Snapshots: Isle of Skye


In October, while I was studying abroad at the University of Edinburgh, my mother and I met up and drove, ferried, and hiked for 600 miles through the Scottish Highlands to the Isle of Skye and its Cuillin Mountains in the Inner Hebrides.  When we arrived at our first hotel overlooking the harbor of the fishing town of Portree, we were greeted with glasses of locally-distilled sherry and whiskey and ate a variety of fresh seafood such as prawns and mussels, accompanied by Scottish beer and sticky toffee pudding for dessert.  Skye was a hill-walkers’ paradise: there were vast waterways, tremendous moss-covered mountains, clan castles, and—when I visited in autumn—beautiful foliage.  From the Trossach Mountains approach over the Glenfinnan Viaduct, across the ferry from Mallaig, and to the Faerie Pools, Skye has a magical vibe, which is why it has set the background for adventures and sci-fi film series such as Harry Potter and Stay Wars.
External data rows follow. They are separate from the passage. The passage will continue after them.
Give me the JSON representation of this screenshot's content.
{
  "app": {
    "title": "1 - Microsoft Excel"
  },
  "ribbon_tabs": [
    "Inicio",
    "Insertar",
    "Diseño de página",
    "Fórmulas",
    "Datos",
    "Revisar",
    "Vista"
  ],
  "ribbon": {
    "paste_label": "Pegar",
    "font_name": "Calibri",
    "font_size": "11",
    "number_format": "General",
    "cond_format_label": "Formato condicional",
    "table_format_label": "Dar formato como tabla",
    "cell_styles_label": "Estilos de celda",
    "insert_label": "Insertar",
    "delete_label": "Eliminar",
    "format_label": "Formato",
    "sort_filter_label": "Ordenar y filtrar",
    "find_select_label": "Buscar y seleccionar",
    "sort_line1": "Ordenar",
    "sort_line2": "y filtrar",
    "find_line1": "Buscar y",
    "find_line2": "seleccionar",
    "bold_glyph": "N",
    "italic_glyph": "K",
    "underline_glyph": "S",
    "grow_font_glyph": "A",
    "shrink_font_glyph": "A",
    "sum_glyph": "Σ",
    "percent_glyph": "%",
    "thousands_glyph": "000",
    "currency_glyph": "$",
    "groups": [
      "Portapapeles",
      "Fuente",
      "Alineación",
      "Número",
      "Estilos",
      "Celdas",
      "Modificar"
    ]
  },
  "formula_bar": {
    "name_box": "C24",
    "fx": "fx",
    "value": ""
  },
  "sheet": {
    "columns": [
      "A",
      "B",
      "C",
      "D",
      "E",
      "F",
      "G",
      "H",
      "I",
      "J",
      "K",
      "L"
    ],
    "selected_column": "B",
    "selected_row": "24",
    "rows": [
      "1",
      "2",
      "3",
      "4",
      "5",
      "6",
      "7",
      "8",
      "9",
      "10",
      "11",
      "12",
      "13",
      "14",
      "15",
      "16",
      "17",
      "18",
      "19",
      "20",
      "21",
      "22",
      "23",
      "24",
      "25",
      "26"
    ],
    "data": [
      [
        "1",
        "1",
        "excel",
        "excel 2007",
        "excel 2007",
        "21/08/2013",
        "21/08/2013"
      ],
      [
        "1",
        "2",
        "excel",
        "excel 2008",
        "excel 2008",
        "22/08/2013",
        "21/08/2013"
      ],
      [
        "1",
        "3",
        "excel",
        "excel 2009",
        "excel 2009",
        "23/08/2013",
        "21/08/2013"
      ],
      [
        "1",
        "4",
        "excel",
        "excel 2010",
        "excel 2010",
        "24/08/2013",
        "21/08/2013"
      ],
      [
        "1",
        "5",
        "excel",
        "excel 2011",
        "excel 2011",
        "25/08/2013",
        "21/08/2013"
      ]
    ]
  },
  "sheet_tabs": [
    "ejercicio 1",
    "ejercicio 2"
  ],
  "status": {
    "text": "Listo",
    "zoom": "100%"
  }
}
Climbing up to the fantastic geological formations at the Old Man of Storr, we hiked in silence broken only by the bleats of sheep who scrambled more easily on the mountainside.  Skye is where water meets more water and shafts of light, clouds and color through every sunrise and sunset.  The stars shine bright on clear nights, and the Isle is famous for its views of amazing auroras and eclipses.  Episodic showers formed four rainbows on the last day of our adventure, and were more soothing and mystifying than the rain I had become accustomed to walking through to my classes in Edinburgh.